Bu uzun soluklu ve ölümsüz diziyi hiç sıkılmadan, defalarca izledim.
İlk karakter, aşka aşık olan ve "doğru kişi" yi aramaktan bıkmayan, sevdiği kadınlar için her şeyin, belki biraz abartarak da olsa, mükemmel olmasını isteyen, duygusal ama bir o kadar da sevimli ve çocuksu mimar Ted Mosby. Üniversiteden arkadaşları ve sadece birbirleriyle birlikte olmuş, uzuuuun ve tatlı bir ilişkileri olan avukat Marshall Eriksen - big fudge- ve anaokulu öğretmeni olan büyük bir sanatsever: Lily Aldrin. En sevdikleri barda belki de çok saçma bir biçimde tanıştıkları, av rehberi, kanka kanunu gibi kitaplara sahip, kadınlara düşkün bir playboy olan ve hep takım elbise giyen Barney Stinson ise aslında çocukluk travmaları ağır olan ve sorunlarını görmezden gelen, Laser Tag fanı, derinlerde hassas ruhlu ve sürprizlerle dolu bir sosyopat. Robin ise takıma en son katılan, bir erkeğe bağlanma sorunları olduğunu düşündüğüm, aşırı kuşkucu, kariyerini her şeyin önünde tutan, - ve kendi ayakları üzerinde duran çok güçlü bir kadın- babası tarafından bir erkek çocuk gibi yetiştirilmiş çok güzel bir Kanadalı spiker.
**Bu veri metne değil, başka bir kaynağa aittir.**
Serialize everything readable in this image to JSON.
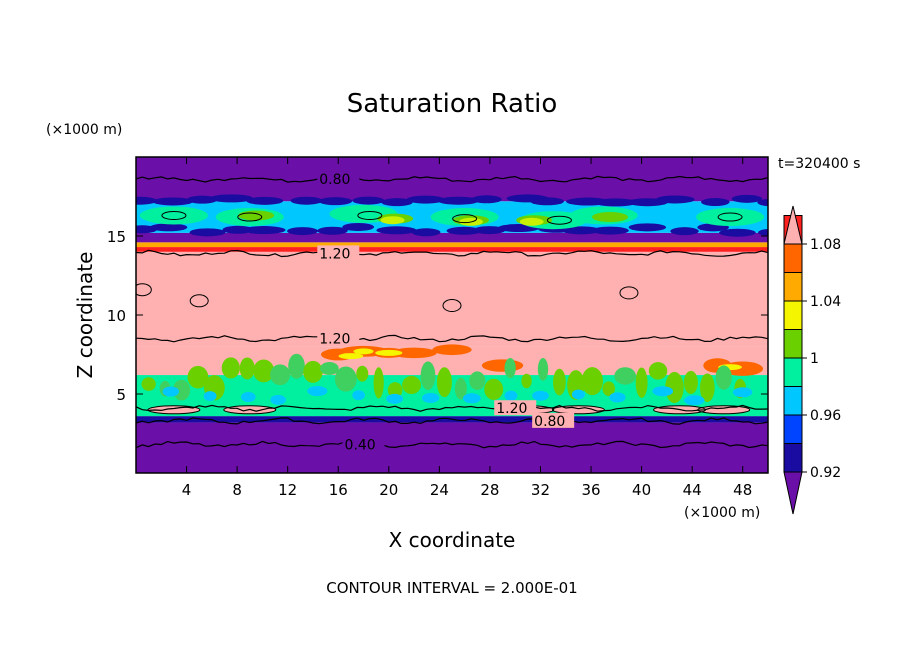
{
  "chart_data": {
    "type": "heatmap",
    "title": "Saturation Ratio",
    "xlabel": "X coordinate",
    "ylabel": "Z coordinate",
    "x_unit": "(×1000 m)",
    "y_unit": "(×1000 m)",
    "time_label": "t=320400 s",
    "footer": "CONTOUR INTERVAL = 2.000E-01",
    "xlim": [
      0,
      50
    ],
    "ylim": [
      0,
      20
    ],
    "x_ticks": [
      4,
      8,
      12,
      16,
      20,
      24,
      28,
      32,
      36,
      40,
      44,
      48
    ],
    "y_ticks": [
      5,
      10,
      15
    ],
    "colorbar": {
      "levels": [
        0.9,
        0.92,
        0.94,
        0.96,
        0.98,
        1.0,
        1.02,
        1.04,
        1.06,
        1.08,
        1.1
      ],
      "tick_labels": [
        "0.92",
        "0.96",
        "1",
        "1.04",
        "1.08"
      ],
      "tick_values": [
        0.92,
        0.96,
        1.0,
        1.04,
        1.08
      ],
      "colors": [
        "#6a0fa8",
        "#1a0ca0",
        "#0044ff",
        "#00c8ff",
        "#00f0a0",
        "#6ad000",
        "#f5f500",
        "#ffaa00",
        "#ff6600",
        "#ff2020",
        "#ffb0b0"
      ]
    },
    "layers": [
      {
        "z": [
          0,
          3.2
        ],
        "color": "#6a0fa8"
      },
      {
        "z": [
          3.2,
          3.6
        ],
        "color": "#1a0ca0"
      },
      {
        "z": [
          3.6,
          6.2
        ],
        "color": "#00f0a0"
      },
      {
        "z": [
          6.2,
          8.0
        ],
        "color": "#ffb0b0"
      },
      {
        "z": [
          8.0,
          14.0
        ],
        "color": "#ffb0b0"
      },
      {
        "z": [
          14.0,
          14.3
        ],
        "color": "#ff2020"
      },
      {
        "z": [
          14.3,
          14.6
        ],
        "color": "#ffaa00"
      },
      {
        "z": [
          14.6,
          15.2
        ],
        "color": "#6a0fa8"
      },
      {
        "z": [
          15.2,
          17.2
        ],
        "color": "#00c8ff"
      },
      {
        "z": [
          17.2,
          20.0
        ],
        "color": "#6a0fa8"
      }
    ],
    "contours": [
      {
        "level": "0.80",
        "z": 18.6,
        "label_x": 14.5
      },
      {
        "level": "1.20",
        "z": 13.9,
        "label_x": 14.5
      },
      {
        "level": "1.20",
        "z": 8.5,
        "label_x": 14.5
      },
      {
        "level": "1.20",
        "z": 4.1,
        "label_x": 28.5
      },
      {
        "level": "0.80",
        "z": 3.3,
        "label_x": 31.5
      },
      {
        "level": "0.40",
        "z": 1.8,
        "label_x": 16.5
      }
    ]
  }
}
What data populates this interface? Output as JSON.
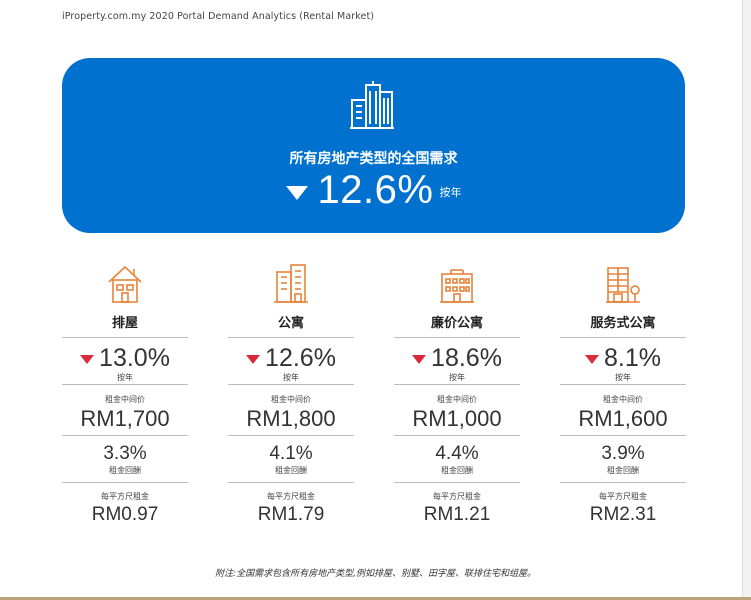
{
  "source": "iProperty.com.my 2020 Portal Demand Analytics (Rental Market)",
  "hero": {
    "icon": "buildings-icon",
    "title": "所有房地产类型的全国需求",
    "value": "12.6%",
    "unit": "按年",
    "trend": "down"
  },
  "colors": {
    "hero_bg": "#0071cf",
    "accent": "#e8823a",
    "down": "#d92b3b"
  },
  "columns": [
    {
      "icon": "terrace-house-icon",
      "title": "排屋",
      "change": "13.0%",
      "change_unit": "按年",
      "median_label": "租金中间价",
      "median": "RM1,700",
      "yield": "3.3%",
      "yield_label": "租金回酬",
      "psf_label": "每平方尺租金",
      "psf": "RM0.97"
    },
    {
      "icon": "apartment-icon",
      "title": "公寓",
      "change": "12.6%",
      "change_unit": "按年",
      "median_label": "租金中间价",
      "median": "RM1,800",
      "yield": "4.1%",
      "yield_label": "租金回酬",
      "psf_label": "每平方尺租金",
      "psf": "RM1.79"
    },
    {
      "icon": "low-cost-flat-icon",
      "title": "廉价公寓",
      "change": "18.6%",
      "change_unit": "按年",
      "median_label": "租金中间价",
      "median": "RM1,000",
      "yield": "4.4%",
      "yield_label": "租金回酬",
      "psf_label": "每平方尺租金",
      "psf": "RM1.21"
    },
    {
      "icon": "serviced-apartment-icon",
      "title": "服务式公寓",
      "change": "8.1%",
      "change_unit": "按年",
      "median_label": "租金中间价",
      "median": "RM1,600",
      "yield": "3.9%",
      "yield_label": "租金回酬",
      "psf_label": "每平方尺租金",
      "psf": "RM2.31"
    }
  ],
  "note": "附注:全国需求包含所有房地产类型,例如排屋、别墅、田字屋、联排住宅和组屋。"
}
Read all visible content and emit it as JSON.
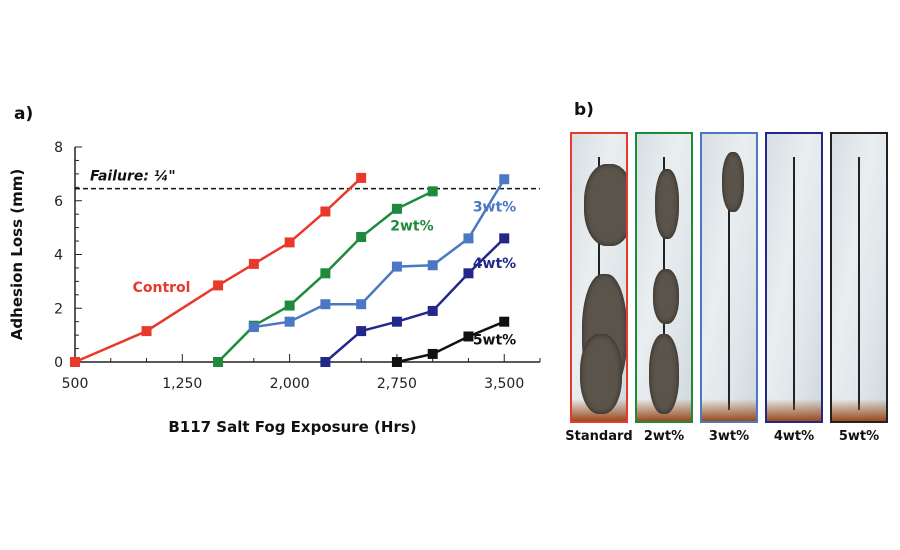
{
  "panel_a_label": "a)",
  "panel_b_label": "b)",
  "chart_data": {
    "type": "line",
    "xlabel": "B117 Salt Fog Exposure (Hrs)",
    "ylabel": "Adhesion Loss (mm)",
    "xlim": [
      500,
      3750
    ],
    "ylim": [
      0,
      8
    ],
    "xticks": [
      500,
      1250,
      2000,
      2750,
      3500
    ],
    "xtick_labels": [
      "500",
      "1,250",
      "2,000",
      "2,750",
      "3,500"
    ],
    "yticks": [
      0,
      2,
      4,
      6,
      8
    ],
    "ytick_labels": [
      "0",
      "2",
      "4",
      "6",
      "8"
    ],
    "failure_line": {
      "value": 6.45,
      "label": "Failure: ¼\""
    },
    "series": [
      {
        "name": "Control",
        "color": "#e8392a",
        "x": [
          500,
          1000,
          1500,
          1750,
          2000,
          2250,
          2500
        ],
        "y": [
          0,
          1.15,
          2.85,
          3.65,
          4.45,
          5.6,
          6.85
        ]
      },
      {
        "name": "2wt%",
        "color": "#1e8a3c",
        "x": [
          1500,
          1750,
          2000,
          2250,
          2500,
          2750,
          3000
        ],
        "y": [
          0,
          1.35,
          2.1,
          3.3,
          4.65,
          5.7,
          6.35
        ]
      },
      {
        "name": "3wt%",
        "color": "#4a78c4",
        "x": [
          1750,
          2000,
          2250,
          2500,
          2750,
          3000,
          3250,
          3500
        ],
        "y": [
          1.3,
          1.5,
          2.15,
          2.15,
          3.55,
          3.6,
          4.6,
          6.8
        ]
      },
      {
        "name": "4wt%",
        "color": "#23278a",
        "x": [
          2250,
          2500,
          2750,
          3000,
          3250,
          3500
        ],
        "y": [
          0,
          1.15,
          1.5,
          1.9,
          3.3,
          4.6
        ]
      },
      {
        "name": "5wt%",
        "color": "#111111",
        "x": [
          2750,
          3000,
          3250,
          3500
        ],
        "y": [
          0,
          0.3,
          0.95,
          1.5
        ]
      }
    ]
  },
  "samples": [
    {
      "label": "Standard",
      "color": "#e8392a"
    },
    {
      "label": "2wt%",
      "color": "#1e8a3c"
    },
    {
      "label": "3wt%",
      "color": "#4a78c4"
    },
    {
      "label": "4wt%",
      "color": "#23278a"
    },
    {
      "label": "5wt%",
      "color": "#222222"
    }
  ]
}
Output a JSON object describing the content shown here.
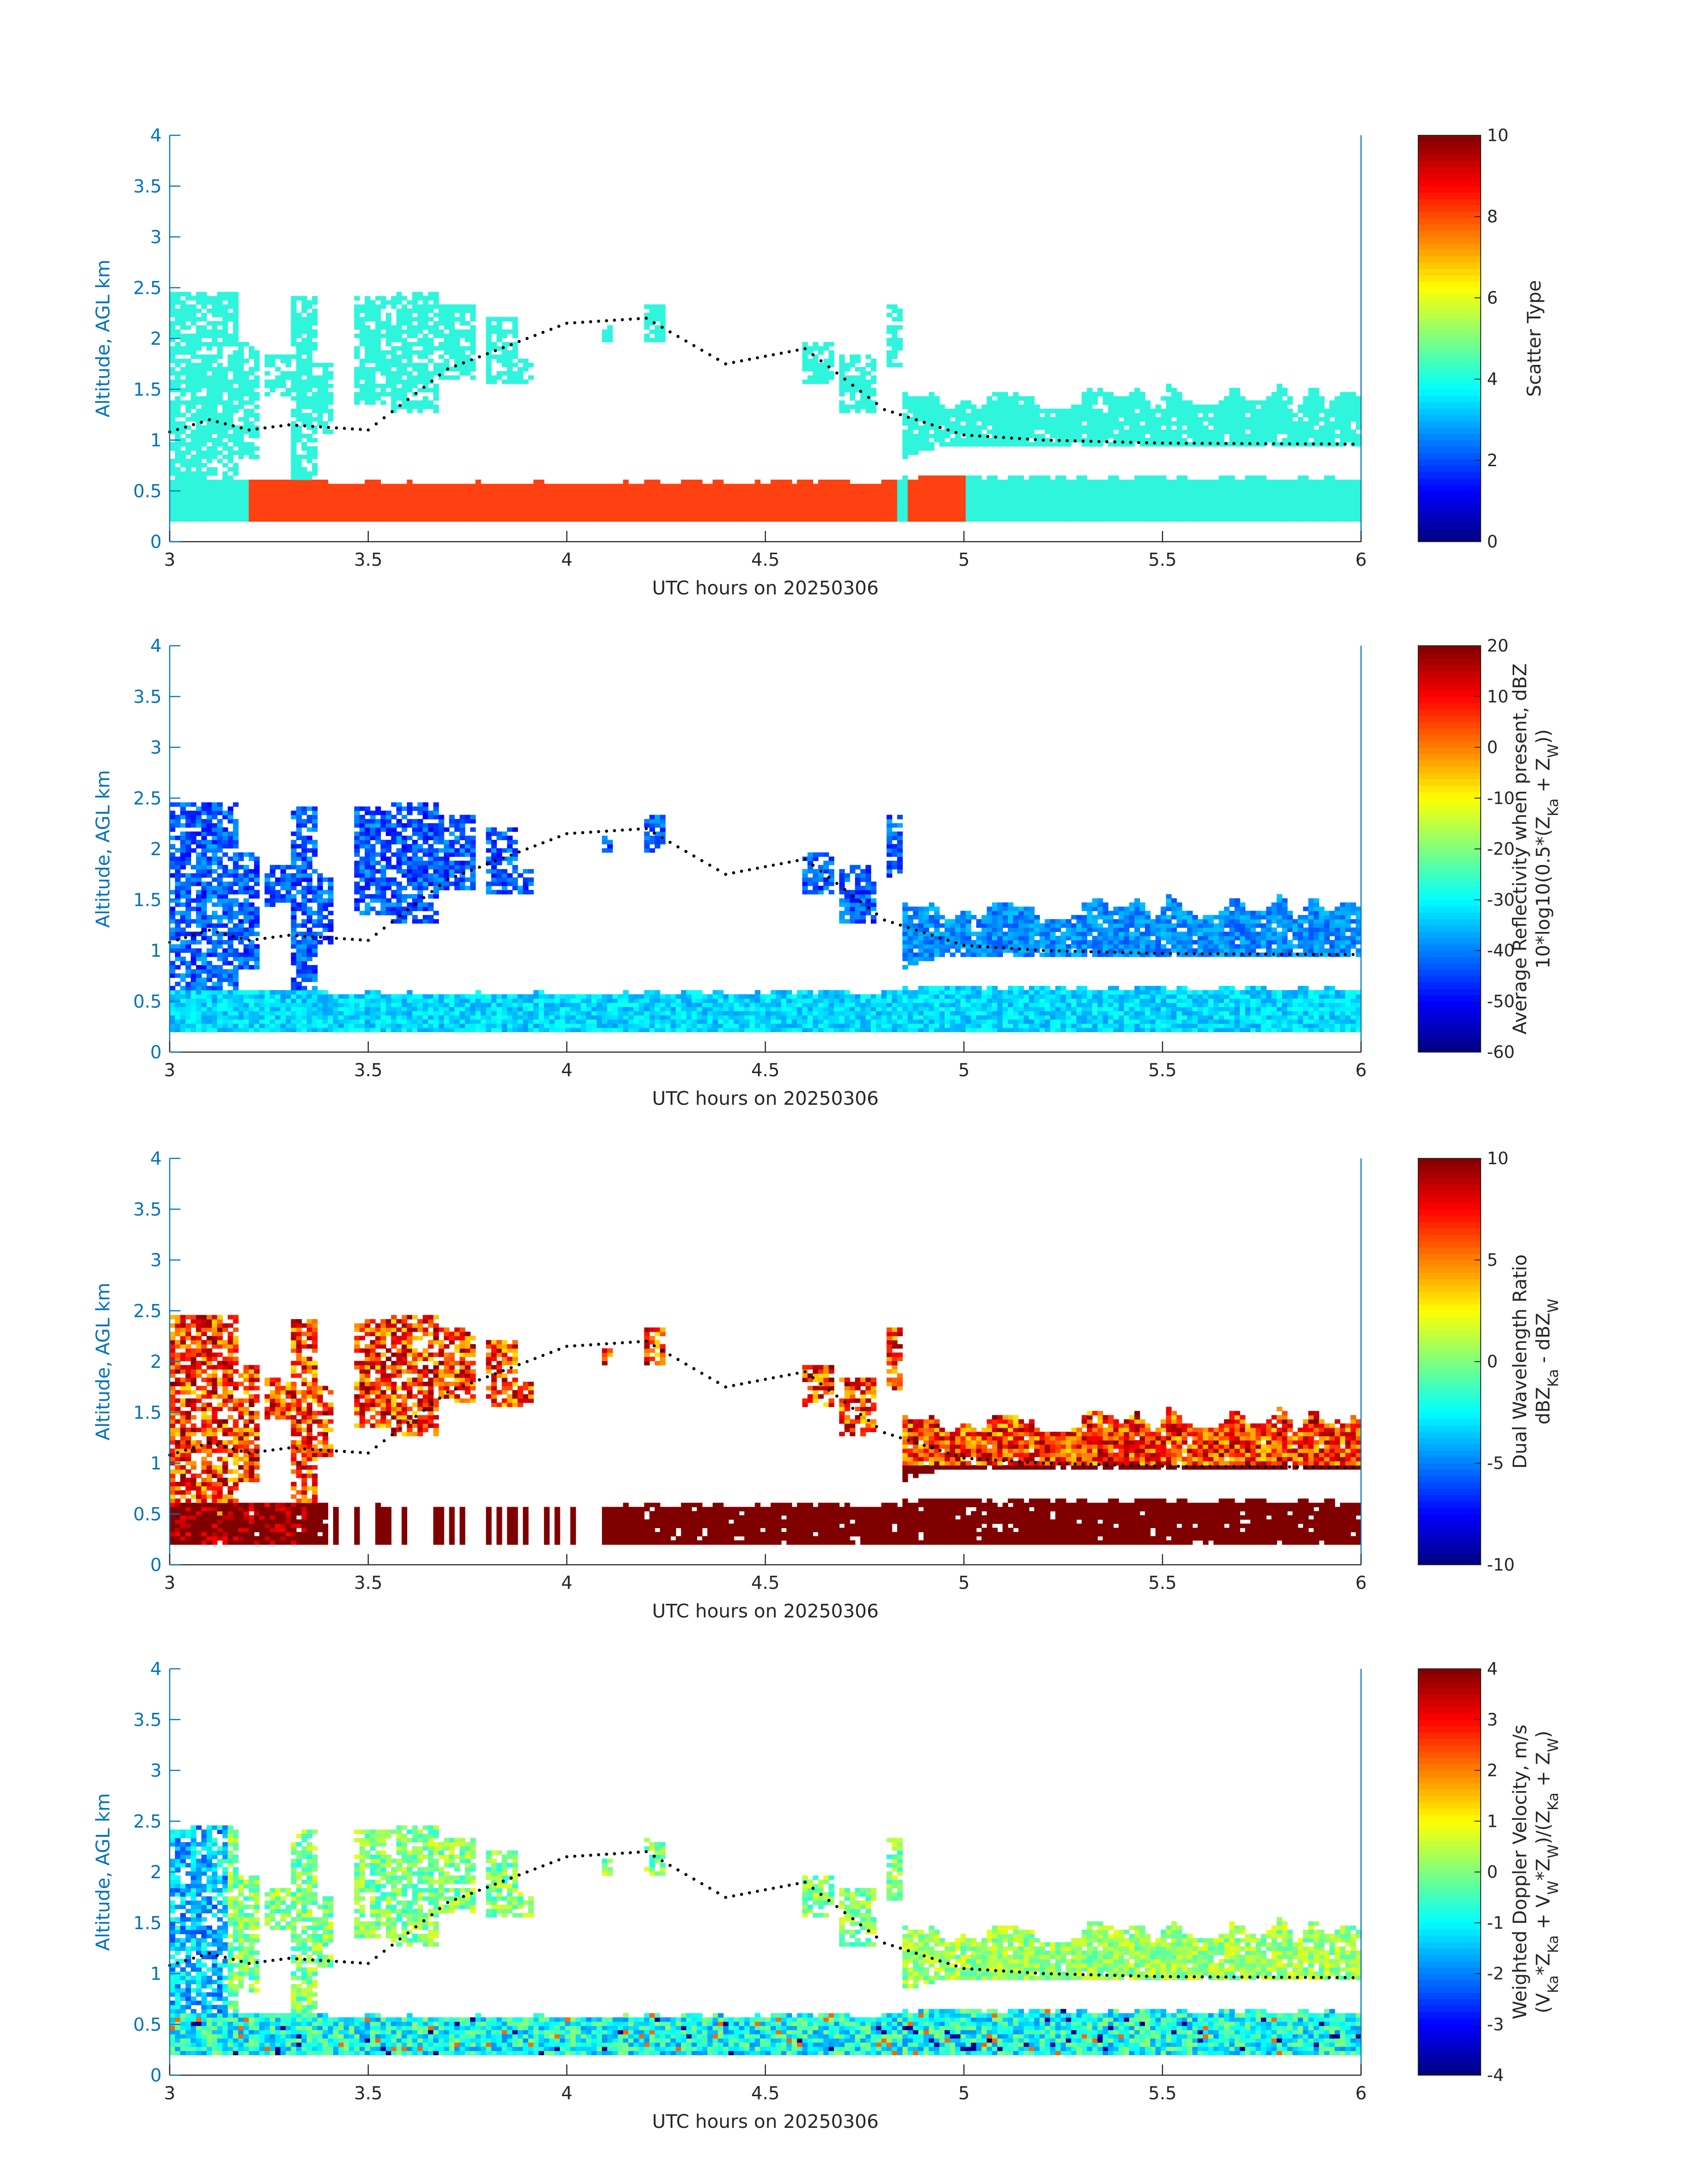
{
  "chart_data": [
    {
      "type": "heatmap",
      "title": "",
      "xlabel": "UTC hours on 20250306",
      "ylabel": "Altitude, AGL km",
      "xlim": [
        3,
        6
      ],
      "ylim": [
        0,
        4
      ],
      "xticks": [
        "3",
        "3.5",
        "4",
        "4.5",
        "5",
        "5.5",
        "6"
      ],
      "yticks": [
        "0",
        "0.5",
        "1",
        "1.5",
        "2",
        "2.5",
        "3",
        "3.5",
        "4"
      ],
      "colorbar": {
        "label_lines": [
          "Scatter Type"
        ],
        "range": [
          0,
          10
        ],
        "ticks": [
          "0",
          "2",
          "4",
          "6",
          "8",
          "10"
        ],
        "colormap": "jet"
      },
      "layers": [
        {
          "value": 4,
          "color": "#2ff5dc",
          "description": "cyan scatter class",
          "time_range": [
            3.0,
            6.0
          ],
          "altitude_range": [
            0.2,
            2.45
          ]
        },
        {
          "value": 9,
          "color": "#ff4010",
          "description": "orange scatter class",
          "time_range": [
            3.2,
            5.1
          ],
          "altitude_range": [
            0.2,
            0.7
          ]
        }
      ],
      "height_marker_points": [
        [
          3.0,
          1.08
        ],
        [
          3.1,
          1.2
        ],
        [
          3.2,
          1.1
        ],
        [
          3.3,
          1.15
        ],
        [
          3.5,
          1.1
        ],
        [
          3.7,
          1.7
        ],
        [
          4.0,
          2.15
        ],
        [
          4.2,
          2.2
        ],
        [
          4.4,
          1.75
        ],
        [
          4.6,
          1.9
        ],
        [
          4.8,
          1.3
        ],
        [
          5.0,
          1.05
        ],
        [
          5.2,
          1.0
        ],
        [
          5.5,
          0.97
        ],
        [
          6.0,
          0.96
        ]
      ]
    },
    {
      "type": "heatmap",
      "title": "",
      "xlabel": "UTC hours on 20250306",
      "ylabel": "Altitude, AGL km",
      "xlim": [
        3,
        6
      ],
      "ylim": [
        0,
        4
      ],
      "xticks": [
        "3",
        "3.5",
        "4",
        "4.5",
        "5",
        "5.5",
        "6"
      ],
      "yticks": [
        "0",
        "0.5",
        "1",
        "1.5",
        "2",
        "2.5",
        "3",
        "3.5",
        "4"
      ],
      "colorbar": {
        "label_lines": [
          "Average Reflectivity when present, dBZ",
          "10*log10(0.5*(Z_Ka + Z_W))"
        ],
        "range": [
          -60,
          20
        ],
        "ticks": [
          "-60",
          "-50",
          "-40",
          "-30",
          "-20",
          "-10",
          "0",
          "10",
          "20"
        ],
        "colormap": "jet"
      },
      "field_summary": {
        "boundary_layer_dBZ": [
          -40,
          -30
        ],
        "cloud_layer_dBZ": [
          -55,
          -35
        ]
      }
    },
    {
      "type": "heatmap",
      "title": "",
      "xlabel": "UTC hours on 20250306",
      "ylabel": "Altitude, AGL km",
      "xlim": [
        3,
        6
      ],
      "ylim": [
        0,
        4
      ],
      "xticks": [
        "3",
        "3.5",
        "4",
        "4.5",
        "5",
        "5.5",
        "6"
      ],
      "yticks": [
        "0",
        "0.5",
        "1",
        "1.5",
        "2",
        "2.5",
        "3",
        "3.5",
        "4"
      ],
      "colorbar": {
        "label_lines": [
          "Dual Wavelength Ratio",
          "dBZ_Ka - dBZ_W"
        ],
        "range": [
          -10,
          10
        ],
        "ticks": [
          "-10",
          "-5",
          "0",
          "5",
          "10"
        ],
        "colormap": "jet"
      },
      "field_summary": {
        "lower_layer_dB": 10,
        "upper_cloud_dB": [
          4,
          9
        ]
      }
    },
    {
      "type": "heatmap",
      "title": "",
      "xlabel": "UTC hours on 20250306",
      "ylabel": "Altitude, AGL km",
      "xlim": [
        3,
        6
      ],
      "ylim": [
        0,
        4
      ],
      "xticks": [
        "3",
        "3.5",
        "4",
        "4.5",
        "5",
        "5.5",
        "6"
      ],
      "yticks": [
        "0",
        "0.5",
        "1",
        "1.5",
        "2",
        "2.5",
        "3",
        "3.5",
        "4"
      ],
      "colorbar": {
        "label_lines": [
          "Weighted Doppler Velocity, m/s",
          "(V_Ka*Z_Ka + V_W*Z_W)/(Z_Ka + Z_W)"
        ],
        "range": [
          -4,
          4
        ],
        "ticks": [
          "-4",
          "-3",
          "-2",
          "-1",
          "0",
          "1",
          "2",
          "3",
          "4"
        ],
        "colormap": "jet"
      },
      "field_summary": {
        "typical_velocity_m_s": [
          -1.5,
          1
        ]
      }
    }
  ]
}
Uzun karakter tanıtımlarından sonra, bu dizinin temelde Ted Mosby'nin iki çocuğuna anneleri ile nasıl tanıştığını anlattığını düşündüğünü, bu arada da küçük gruplarının başından geçen her şeyi anlattığı ve sonunda da aslında Robin'i asla unutamadığı kanısına vardığı hikayeleri müthiş oyunculuklarıyla izliyoruz. Platoda çekilmiş olmasına rağmen, sanki biz de dizinin içindeymişiz gibi. Onlarla gülüyoruz, onlarla ağlıyoruz, sinirleniyoruz, beşlik çakıyoruz. Ve gariptir ki, insan moduna göre her zaman bazı dizileri izlemek istemeyebiliyor, ama ben How I Met Your Mother'ı mutluyken, sinirliyken, depresyondayken, kısacası her türlü ruh halindeyken izleyebiliyorum. Sakinleştiriyor, aklını boşaltmanı sağlıyor, sanki bir antidepresan! :) Eğer hala izlemediyseniz, mutlaka izlemenizi tavsiye ediyorum.